Un ateniense que parece de Barakaldo.
Hay películas que requieren para su correcto visionado que el espectador apague su cerebro. Esta es una de ellas. Subordinando al aspecto visual todo el argumento y coherencia (del rigor histórico no voy a hablar, pero tampoco hace falta), nos ofrece hora y media de golpes y piruetas imposibles, con héroes muy heróicos, cuerpos muy musculosos y malos muy malos. Como 300, pero más de todo, y esta vez con explosiones.
Basada, como 300, en un cómic de Frank Miller (Xerxes), nos cuenta una historia en paralelo a la batalla de las Termópilas, con los atenienses, bajo el mando del heróico Temístocles pateando sin clemencia culos aqueménidas y enfrentándose a la lugarteniente de Jerjes, la bella pero letal Artemisia (no todo iban a ser jamelgos sudorosos) en espectaculares batallas marítimas. También nos cuentan cómo Jerjes pasó a convertirse en el enloquecido Rey-Dios de la primera película.

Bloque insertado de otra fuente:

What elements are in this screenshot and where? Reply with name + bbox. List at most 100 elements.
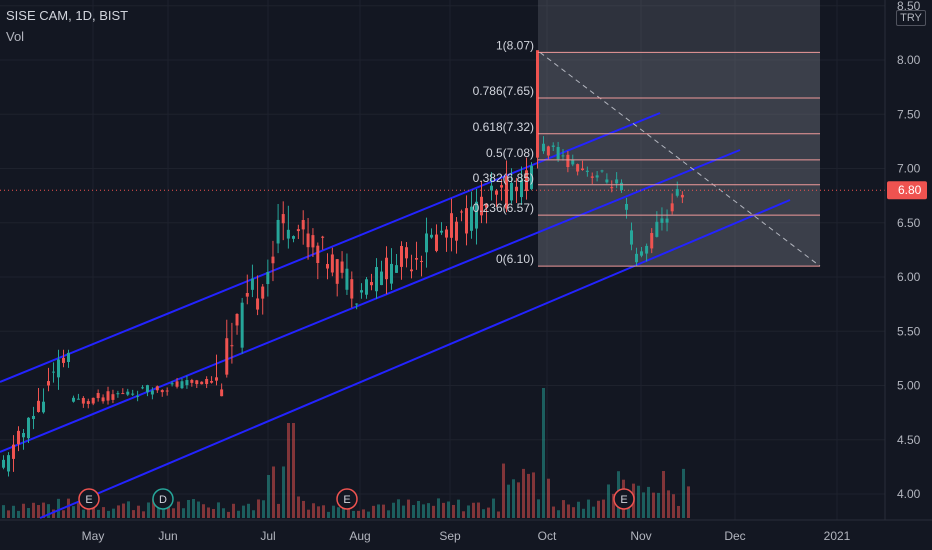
volume-bar xyxy=(107,510,110,518)
volume-bar xyxy=(127,501,130,518)
candle-body xyxy=(170,383,174,385)
candle-body xyxy=(76,398,80,400)
volume-bar xyxy=(547,478,550,518)
volume-bar xyxy=(162,505,165,518)
fib-trend-line xyxy=(539,52,821,267)
candle-body xyxy=(330,254,334,273)
candle-body xyxy=(101,397,105,402)
candle-body xyxy=(460,211,463,213)
volume-label: Vol xyxy=(6,29,25,44)
volume-bar xyxy=(227,511,230,518)
candle-body xyxy=(395,265,398,273)
candle-body xyxy=(7,455,10,472)
candle-body xyxy=(250,278,254,290)
candle-body xyxy=(440,230,443,233)
event-marker xyxy=(336,488,358,510)
candle-body xyxy=(675,189,679,196)
candle-body xyxy=(86,401,90,404)
candle-body xyxy=(240,302,244,348)
volume-bar xyxy=(322,505,325,518)
volume-bar xyxy=(367,511,370,518)
candle-body xyxy=(185,380,189,386)
candle-body xyxy=(205,379,209,385)
candle-body xyxy=(62,357,65,363)
volume-bar xyxy=(512,479,515,518)
candle-body xyxy=(635,253,638,263)
candle-body xyxy=(390,263,393,284)
candle-body xyxy=(625,203,628,210)
volume-bar xyxy=(147,502,150,518)
volume-bar xyxy=(57,498,60,518)
candle-body xyxy=(615,179,619,184)
candle-body xyxy=(271,256,275,264)
volume-bar xyxy=(627,502,630,518)
candle-body xyxy=(245,292,249,297)
volume-bar xyxy=(677,505,680,518)
volume-bar xyxy=(567,504,570,518)
volume-bar xyxy=(27,508,30,518)
candle-body xyxy=(321,236,325,238)
volume-bar xyxy=(577,501,580,518)
volume-bar xyxy=(207,507,210,518)
volume-bar xyxy=(112,508,115,518)
volume-bar xyxy=(392,502,395,518)
volume-bar xyxy=(317,506,320,518)
volume-bar xyxy=(477,502,480,518)
candle-body xyxy=(600,170,604,172)
candle-body xyxy=(116,393,120,395)
candle-body xyxy=(360,290,363,293)
candle-body xyxy=(136,395,140,397)
volume-bar xyxy=(472,502,475,518)
candle-body xyxy=(355,303,359,305)
time-tick-label: Dec xyxy=(724,529,745,543)
candle-body xyxy=(370,282,373,286)
candle-body xyxy=(665,218,669,223)
volume-bar xyxy=(62,510,65,518)
volume-bar xyxy=(557,510,560,518)
candle-body xyxy=(650,233,654,249)
candle-body xyxy=(150,390,154,395)
volume-bar xyxy=(352,510,355,518)
volume-bar xyxy=(217,502,220,518)
candle-body xyxy=(296,229,300,232)
volume-bar xyxy=(682,468,685,518)
candle-body xyxy=(505,176,508,209)
event-marker xyxy=(613,488,635,510)
volume-bar xyxy=(457,499,460,518)
price-tick-label: 5.00 xyxy=(897,379,921,393)
volume-bar xyxy=(552,506,555,518)
candle-body xyxy=(91,397,95,404)
currency-badge[interactable]: TRY xyxy=(896,10,926,26)
candle-body xyxy=(410,269,413,272)
volume-bar xyxy=(397,499,400,518)
candle-body xyxy=(276,219,280,244)
candle-body xyxy=(286,229,290,239)
volume-bar xyxy=(412,505,415,518)
candle-body xyxy=(590,176,594,178)
volume-bar xyxy=(52,509,55,518)
volume-bar xyxy=(662,471,665,518)
volume-bar xyxy=(7,510,10,518)
price-tick-label: 5.50 xyxy=(897,324,921,338)
candle-body xyxy=(576,164,580,172)
candle-body xyxy=(430,234,433,238)
candle-body xyxy=(326,263,329,269)
volume-bar xyxy=(187,499,190,518)
candle-body xyxy=(415,258,418,260)
volume-bar xyxy=(277,503,280,518)
candle-body xyxy=(510,182,513,201)
candle-body xyxy=(292,236,295,239)
volume-bar xyxy=(667,490,670,518)
fib-level-label: 0.618(7.32) xyxy=(473,120,534,134)
candle-body xyxy=(220,389,224,397)
candle-body xyxy=(530,165,533,189)
price-tick-label: 4.50 xyxy=(897,433,921,447)
time-axis: May Jun Jul Aug Sep Oct Nov Dec 2021 xyxy=(0,519,932,543)
candle-body xyxy=(306,233,310,248)
candle-body xyxy=(301,220,305,230)
candle-body xyxy=(480,196,483,216)
trend-channel xyxy=(0,52,885,519)
candle-body xyxy=(266,271,270,285)
price-tick-label: 7.00 xyxy=(897,162,921,176)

Cosas que rechinan, unas cuántas, y no me voy a meter en las burradas tácticas o de física, que a fin de cuentas sirven a la espectacularidad. Así que, si hace falta que los atenienses puedan saltar 20 metros sin despeinarse, ¡por Hermes, que los salten! Si las tácticas absurdas funcionan contra los persas, ¡Por Ares, que las empleen! Pero con otras no pude, como el caballo ignífugo que sale de la nada en plena batalla marítima o los terroristas suicidas de Al-Xerxeda.

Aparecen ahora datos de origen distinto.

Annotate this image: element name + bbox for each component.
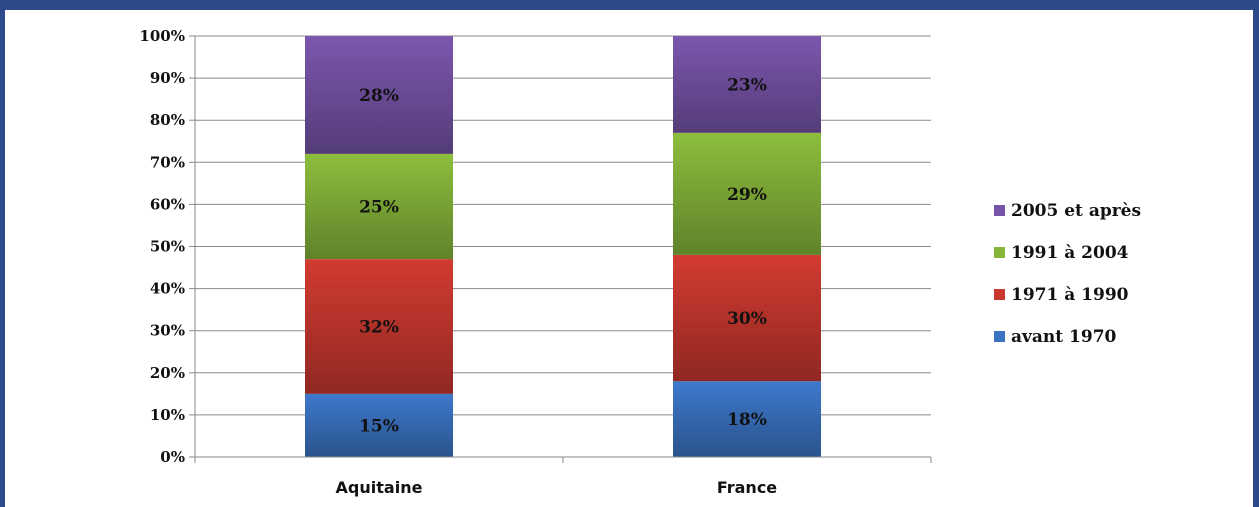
- y-tick-labels: 0% 10% 20% 30% 40% 50% 60% 70% 80% 90% 100%: [139, 27, 185, 466]
- bar-segment: [673, 132, 821, 255]
- legend: 2005 et après 1991 à 2004 1971 à 1990 avant…: [994, 201, 1141, 347]
- y-tick-label: 100%: [139, 27, 185, 45]
- data-label: 18%: [727, 410, 767, 430]
- y-tick-label: 0%: [160, 448, 185, 466]
- frame-border-left: [0, 0, 5, 507]
- y-tick-label: 30%: [150, 322, 185, 340]
- bar-segment: [305, 259, 453, 394]
- axes: [194, 36, 932, 463]
- y-tick-label: 40%: [150, 280, 185, 298]
- legend-swatch: [994, 289, 1005, 300]
- bars: [305, 36, 821, 457]
- legend-swatch: [994, 205, 1005, 216]
- legend-label: 1991 à 2004: [1011, 243, 1129, 263]
- legend-swatch: [994, 331, 1005, 342]
- legend-label: 2005 et après: [1011, 201, 1141, 221]
- x-category-labels: Aquitaine France: [336, 478, 778, 497]
- bar-segment: [305, 393, 453, 457]
- data-label: 30%: [727, 309, 767, 329]
- legend-swatch: [994, 247, 1005, 258]
- y-tick-label: 20%: [150, 364, 185, 382]
- y-tick-label: 70%: [150, 153, 185, 171]
- bar-segment: [673, 381, 821, 457]
- data-label: 32%: [359, 317, 399, 337]
- bar-segment: [305, 153, 453, 260]
- frame-border-top: [0, 0, 1259, 10]
- y-tick-label: 90%: [150, 69, 185, 87]
- frame-border-right: [1253, 0, 1259, 507]
- y-tick-label: 80%: [150, 111, 185, 129]
- data-label: 15%: [359, 416, 399, 436]
- data-label: 23%: [727, 75, 767, 95]
- data-label: 25%: [359, 198, 399, 218]
- y-tick-label: 50%: [150, 238, 185, 256]
- data-labels: 15% 32% 25% 28% 18% 30% 29% 23%: [359, 75, 767, 436]
- data-label: 28%: [359, 86, 399, 106]
- legend-label: 1971 à 1990: [1011, 285, 1129, 305]
- legend-label: avant 1970: [1011, 327, 1117, 347]
- x-category-label: France: [717, 478, 777, 497]
- y-tick-label: 60%: [150, 195, 185, 213]
- bar-segment: [305, 36, 453, 154]
- bar-segment: [673, 254, 821, 382]
- x-category-label: Aquitaine: [336, 478, 423, 497]
- y-tick-label: 10%: [150, 406, 185, 424]
- bar-segment: [673, 36, 821, 133]
- data-label: 29%: [727, 185, 767, 205]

Por la parte técnica, muy espectacular en las panorámicas y coreografías muy chulas, pero un uso excesivo de la cámara lenta y un gasto demasiado generoso en botes de Titanlux rojo. La película empieza bien, pero va a menos (no puede sobrevivir únicamente a base de peleas exageradas) y acaba por decaer, hasta desear que se termine.
Al menos, eso sí, es una película honesta. Si quieres ver cuerpos imposibles, batallas épicas y cruentas peleas llenas de casquería, 300: el origen de un imperio, te lo puede dar.